Acorda no
susto e pula, e corre, e perambula entre uns móveis traiçoeiros. O rosto seco e
amassado, como saco plástico que fora diminuído a nada e depois fora tomado por
ar. Os pés descalços e as mãos agitadas, tateando as paredes do corredor pouco
iluminado. Toma um banho chato, escova os dentes logo, põe a roupa rápido e
mastiga algo trivial e engole. E corre, e volta pra buscar as chaves. Desce as
escadas com pés afoitos, esquecendo-se de diversos degraus, e faz a mão passear pelo
bolso, procurando uns trocados sujos para a tarifa do ônibus. Que caro esse
ônibus! E ele não espera, ele às vezes nem para, nem te olha, ou olha na tua
cara e vai embora. Quando te acolhe, não raro é num calor abrasante, te pega
nos braços e queima teus miolos, te escorre roupa a baixo, te sacode num ritmo apressado. Tu em pé, eles em pé, o suor em tua testa, o suor na testa
deles, oitenta quilômetros por hora lhes comendo vivos.
Está tudo
muito quente em tua vida. Tua cidade, teu bairro, tuas ruas e calçadas, tua
cozinha e tua cabeça. Até a água do chuveiro elétrico desligado, por vezes, te
escalda, fere tua pele e te contorce a face.

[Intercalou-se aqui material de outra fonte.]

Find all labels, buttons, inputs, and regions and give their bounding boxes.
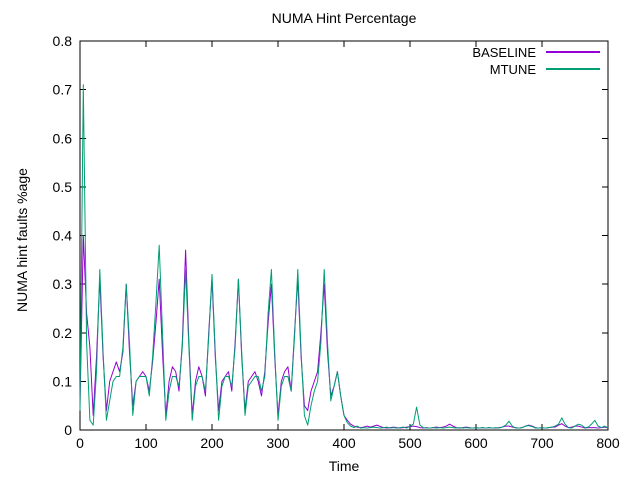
y-tick-label: 0.4 (53, 228, 73, 244)
legend: BASELINE MTUNE (472, 44, 600, 77)
plot-border (79, 40, 609, 431)
baseline-line-swatch (546, 51, 600, 53)
x-tick-label: 300 (266, 435, 290, 451)
x-tick-label: 200 (200, 435, 224, 451)
y-tick-label: 0 (64, 422, 72, 438)
y-tick-label: 0.6 (53, 130, 73, 146)
y-tick-label: 0.7 (53, 82, 73, 98)
x-tick-label: 500 (398, 435, 422, 451)
baseline-series-line (79, 235, 609, 429)
legend-item-mtune: MTUNE (472, 61, 600, 77)
y-tick-label: 0.1 (53, 373, 73, 389)
y-axis-label: NUMA hint faults %age (14, 168, 30, 312)
y-tick-label: 0.3 (53, 276, 73, 292)
y-tick-label: 0.8 (53, 33, 73, 49)
legend-label-mtune: MTUNE (489, 61, 536, 77)
legend-item-baseline: BASELINE (472, 44, 600, 60)
chart-title: NUMA Hint Percentage (271, 10, 417, 26)
x-tick-label: 0 (76, 435, 84, 451)
mtune-series-line (79, 84, 609, 429)
x-tick-label: 100 (134, 435, 158, 451)
x-tick-label: 600 (464, 435, 488, 451)
x-tick-label: 400 (332, 435, 356, 451)
y-tick-label: 0.5 (53, 179, 73, 195)
x-axis-label: Time (328, 458, 360, 474)
legend-label-baseline: BASELINE (472, 44, 536, 60)
x-tick-label: 700 (530, 435, 554, 451)
y-tick-label: 0.2 (53, 325, 73, 341)
mtune-line-swatch (546, 68, 600, 70)
x-tick-label: 800 (596, 435, 620, 451)
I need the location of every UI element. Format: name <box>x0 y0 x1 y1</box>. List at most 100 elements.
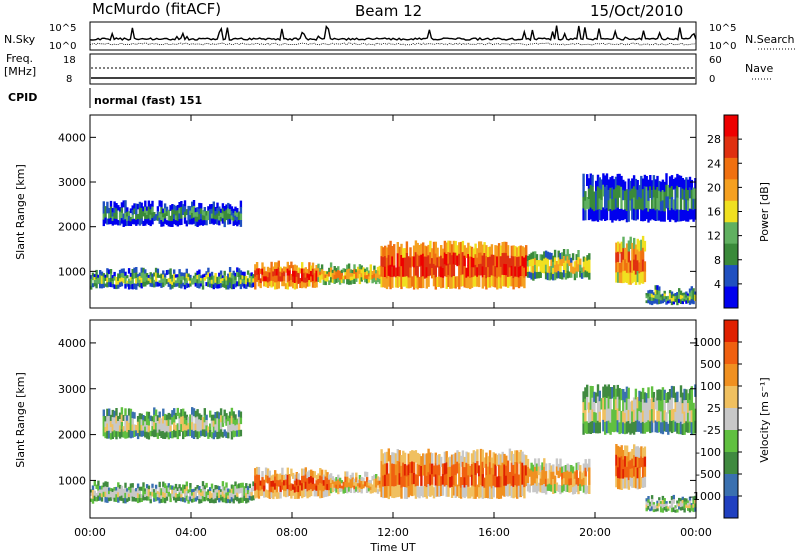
echo-cell <box>165 493 169 498</box>
echo-cell <box>187 496 190 501</box>
echo-cell <box>557 470 560 479</box>
echo-cell <box>571 487 575 495</box>
echo-cell <box>663 420 666 432</box>
echo-cell <box>239 411 243 418</box>
echo-cell <box>219 283 223 288</box>
echo-cell <box>109 206 113 213</box>
echo-cell <box>472 474 475 487</box>
echo-cell <box>147 280 151 285</box>
echo-cell <box>470 267 474 278</box>
echo-cell <box>580 267 584 274</box>
echo-cell <box>115 494 118 499</box>
echo-cell <box>100 497 104 502</box>
echo-cell <box>124 219 127 227</box>
echo-cell <box>140 207 143 214</box>
echo-cell <box>180 206 183 214</box>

O sol emana um fogo que te afoga,
que te cansa, e a sombra já não te cura mais de nada. Porque toda essa fúria
dos dias cálidos não esfacelam tuas angústias e teus desgostos como esfacelam a
ti. As labaredas da rua não queimam a lenha que os desgastes dos dias produziram,
não queimam tuas tarefas enfadonhas, não queimam tuas contas com o diabo,
tampouco queimam teus desejos ambiciosos.